Colnago, que antes era assessor especial de Guedes, tratou a PEC como único plano da área econômica e, a cada questão que falava das alternativas discutidas no Congresso, reiterava como um mantra que a pasta só trabalhava com o texto do deputado Hugo Motta (Republicanos-PB).

Ficou clara a tentativa da nova equipe técnica em circunscrever os danos àquilo que já causou bastante tumulto no mercado. Na entrevista, os secretários salientaram que o texto atual não muda a tendência de melhora dos dados fiscais, ainda que atenue sua trajetória.

Apesar do mantra de Colnago sobre não haver plano alternativo e do cenário fiscal demonstrado, os riscos político-fiscais seguem presentes. E neste sentido, o alerta mais importante precisa ser dado à área política, tanto no governo quanto no Congresso: os movimentos do mercado e a reação do Banco Central sancionando pelo menos parte da alta dos juros mostram que a questão fiscal não pode ser tratada levianamente.

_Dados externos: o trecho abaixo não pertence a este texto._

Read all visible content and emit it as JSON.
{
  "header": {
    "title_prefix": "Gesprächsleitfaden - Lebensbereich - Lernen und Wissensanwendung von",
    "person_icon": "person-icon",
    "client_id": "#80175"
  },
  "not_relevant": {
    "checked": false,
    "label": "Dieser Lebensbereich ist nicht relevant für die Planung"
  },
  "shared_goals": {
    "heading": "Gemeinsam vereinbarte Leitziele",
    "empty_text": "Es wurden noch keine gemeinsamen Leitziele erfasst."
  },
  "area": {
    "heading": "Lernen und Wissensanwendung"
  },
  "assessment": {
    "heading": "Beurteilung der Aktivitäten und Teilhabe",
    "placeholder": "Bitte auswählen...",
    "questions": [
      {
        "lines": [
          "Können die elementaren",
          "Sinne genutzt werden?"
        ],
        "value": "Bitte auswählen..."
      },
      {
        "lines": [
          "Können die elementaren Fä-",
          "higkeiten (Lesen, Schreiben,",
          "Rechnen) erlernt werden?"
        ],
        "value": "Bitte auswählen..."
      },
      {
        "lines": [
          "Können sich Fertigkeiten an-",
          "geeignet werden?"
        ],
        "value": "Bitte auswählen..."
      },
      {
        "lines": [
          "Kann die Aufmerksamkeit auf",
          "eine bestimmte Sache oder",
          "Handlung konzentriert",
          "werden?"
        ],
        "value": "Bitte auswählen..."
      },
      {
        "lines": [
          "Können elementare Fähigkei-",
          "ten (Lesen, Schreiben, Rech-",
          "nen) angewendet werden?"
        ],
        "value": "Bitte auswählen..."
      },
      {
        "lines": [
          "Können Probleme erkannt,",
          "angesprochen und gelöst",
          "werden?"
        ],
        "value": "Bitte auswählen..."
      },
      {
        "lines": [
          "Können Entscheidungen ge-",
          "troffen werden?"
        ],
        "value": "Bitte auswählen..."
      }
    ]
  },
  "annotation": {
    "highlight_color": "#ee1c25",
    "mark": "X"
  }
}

É evidente a necessidade de um programa social mais robusto neste período de inflação alta. E é natural que governo e Congresso discutam outras medidas, como o apoio aos caminhoneiros, que estão prestes a deflagrar uma nova greve.

Mas a renhida disputa por mais emendas além das que já estão previstas no Orçamento - causa maior do impasse do momento - denota uma falta de percepção da classe política sobre os efeitos que estão causando à economia, os quais serão tanto maiores quanto mais tempo durar essa indefinição. Por suas preocupações com as eleições, estão deixando o país à deriva.

Esses impactos serão nefastos se o caminho for utilizar o impasse para forçar um aumento das famigeradas emendas do relator-geral do Orçamento. Sem transparência e com um controle frágil, esse dispositivo sequer deveria existir nos moldes atuais. O STF poderia, inclusive, aproveitar esta oportunidade e também tomar uma posição sobre isso, exigindo maior detalhamento desses gastos. Ajudaria a balizar o atual debate, além de reduzir o risco de a PEC dos Precatórios ser usada de forma ainda mais questionável.